-snip-
It's entirely possible I phrased my response badly. I'm not saying they're too
stupid to do anything but shoot each other, my point was that people under the yolk of a tyrannical government are still people. In the context of Syria, there's a civil war going on, the government has no regard for civilian casualties and the country is pretty much a warzone. So the people there are going to be frightened, scared, making bad decisions, doing their best to protect themselves and their loved ones, generally acting like people. I fail to see how giving everyone in that situation a gun is going to end well in any way, shape or form. But even outside that context, it would still be a bad idea because Syrians aren't wildly different from people of other nations either. People ending up in the situation your average Syrian is currently in would not react well at all, gun or no. And regardless, just giving everyone a gun isn't going to give them the capacity to effectively resist a tyrannical government aside from turning the country into Afghanistan, with a hundred different organizations fighting for a hundred different conflicting and certainly not noble reasons because people are
different. Just because there's a civil war going on doesn't mean people are going to band together or act nobly.

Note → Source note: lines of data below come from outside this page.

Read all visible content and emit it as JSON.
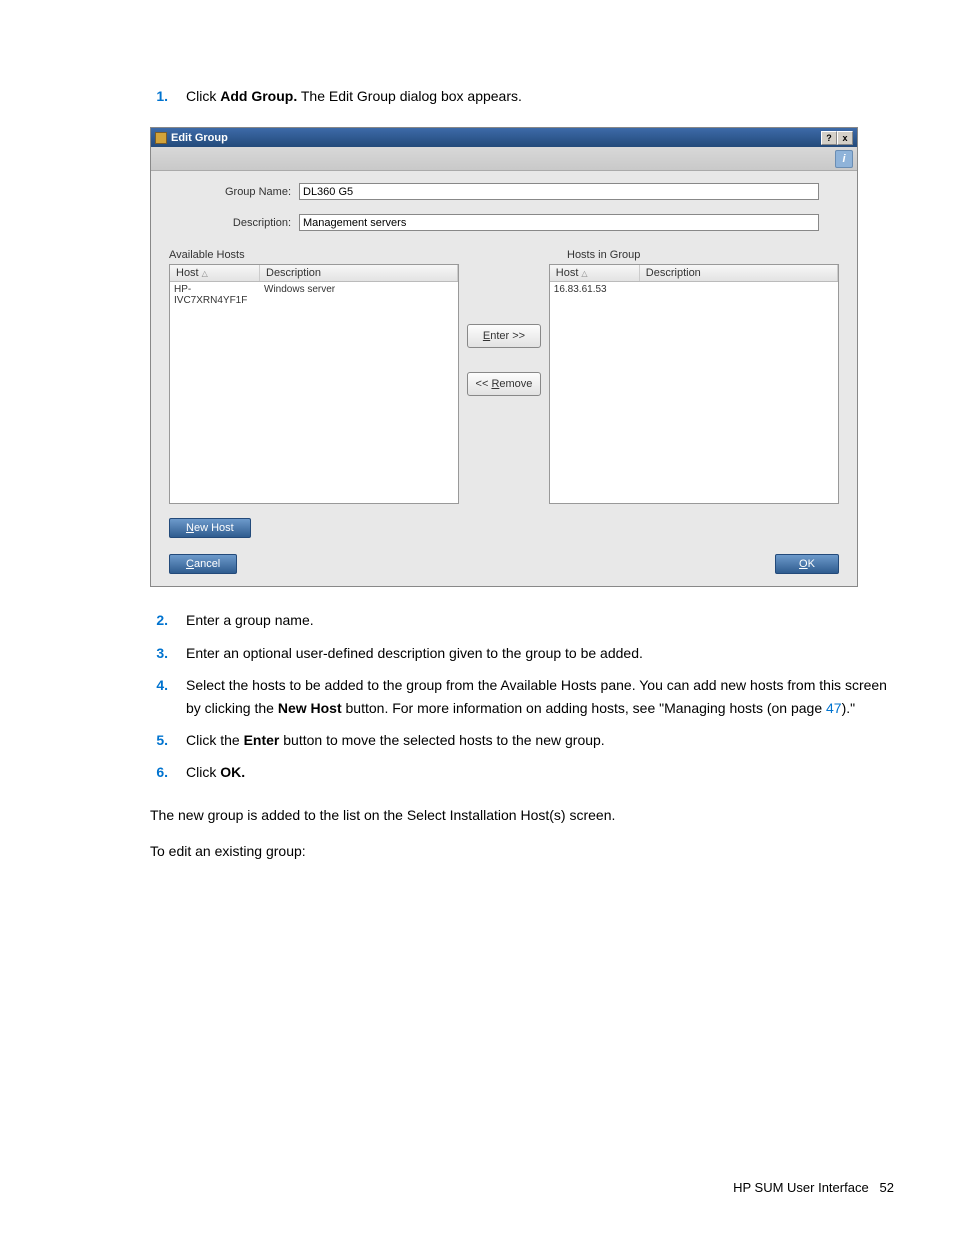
{
  "steps_before": [
    {
      "num": "1.",
      "before": "Click ",
      "bold": "Add Group.",
      "after": " The Edit Group dialog box appears."
    }
  ],
  "dialog": {
    "title": "Edit Group",
    "help_btn": "?",
    "close_btn": "x",
    "mini_help": "i",
    "group_name_label": "Group Name:",
    "group_name_value": "DL360 G5",
    "description_label": "Description:",
    "description_value": "Management servers",
    "available_hosts_label": "Available Hosts",
    "hosts_in_group_label": "Hosts in Group",
    "col_host": "Host",
    "col_description": "Description",
    "available_rows": [
      {
        "host": "HP-IVC7XRN4YF1F",
        "desc": "Windows server"
      }
    ],
    "in_group_rows": [
      {
        "host": "16.83.61.53",
        "desc": ""
      }
    ],
    "enter_btn": "Enter >>",
    "remove_btn": "<< Remove",
    "new_host_btn": "New Host",
    "cancel_btn": "Cancel",
    "ok_btn": "OK"
  },
  "steps_after": [
    {
      "num": "2.",
      "text": "Enter a group name."
    },
    {
      "num": "3.",
      "text": "Enter an optional user-defined description given to the group to be added."
    },
    {
      "num": "4.",
      "before": "Select the hosts to be added to the group from the Available Hosts pane. You can add new hosts from this screen by clicking the ",
      "bold": "New Host",
      "after": " button. For more information on adding hosts, see \"Managing hosts (on page ",
      "link": "47",
      "after2": ").\""
    },
    {
      "num": "5.",
      "before": "Click the ",
      "bold": "Enter",
      "after": " button to move the selected hosts to the new group."
    },
    {
      "num": "6.",
      "before": "Click ",
      "bold": "OK.",
      "after": ""
    }
  ],
  "paragraphs": [
    "The new group is added to the list on the Select Installation Host(s) screen.",
    "To edit an existing group:"
  ],
  "footer_text": "HP SUM User Interface",
  "footer_page": "52"
}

It'd be like Afghanistan because even if everyone had guns, that doesn't mean they'll be able to oppose the government. Like I said, to go back to Syria, people in Syria are being shelled and bombed, and guns can't really do dick about that. If the government has tanks and planes and artillery and rockets and all that jazz, you can give people all the guns you want, that's not going to help do anything more but turn the country into a quagmire of guerilla warfare. Libya's revolution succeeded because of international intervention. If Gaddafi's army didn't have its planes, artillery, tanks, operational capacity, all of its ability to wage a war, blown to bits by NATO planes, do you think the rebels would have won?
I maintain that if everyone had guns, it would be worse, because then everyone would be able to kill each other a lot easier, but wouldn't be able to more effectively resist the government unless they
also had the capacity to wage war on the scale the government was capable of. They might be capable of that in an incredibly backwards, third world country, maybe. But not anywhere where the government has tanks, planes, artillery, I've been over all that. Not unless your military is fighting right along side the rebels and if that's the case, they don't need everyone to have guns anyway. In fact, everyone having guns just makes it worse, even then. Just because somebody has a gun
doesn't mean they'll join a revolution. It just means they have the ability to kill somebody,
anybody else really easily. How is that a good thing?
Anyway, about the UN. They might not be the world government or police, but they're a good framework for creating an international body to deal with things like protecting civilians from tyrannical governments. Certainly that'd be better than everyone having guns, but I've already gone over that. It's what we need to strive towards because the international community has the capacity to protect civilians but for the most part don't. Libya was a big step in the right direction and the UN was a huge part of that. NATO stepped in, protected civilians and helped the Libyans win the civil war against a clearly tyrannical government without fighting the war for them, and they stepped in
at the request of the UN. That's the sort of thing I'm talking about, that the international community should be capable of defending civilians against a tyrannical government.
There's a few concessions I have to make on this point: I have no idea how this would be implemented, the UN as it is currently is in no way capable of really doing so and there's sovereignity to consider and the potential for abuse. But it's what we need to work towards because giving everyone guns is not the solution. That just creates more problems, more violence and in absolutely no way guarantees they'd even be able to successfully resist a tyrannical government.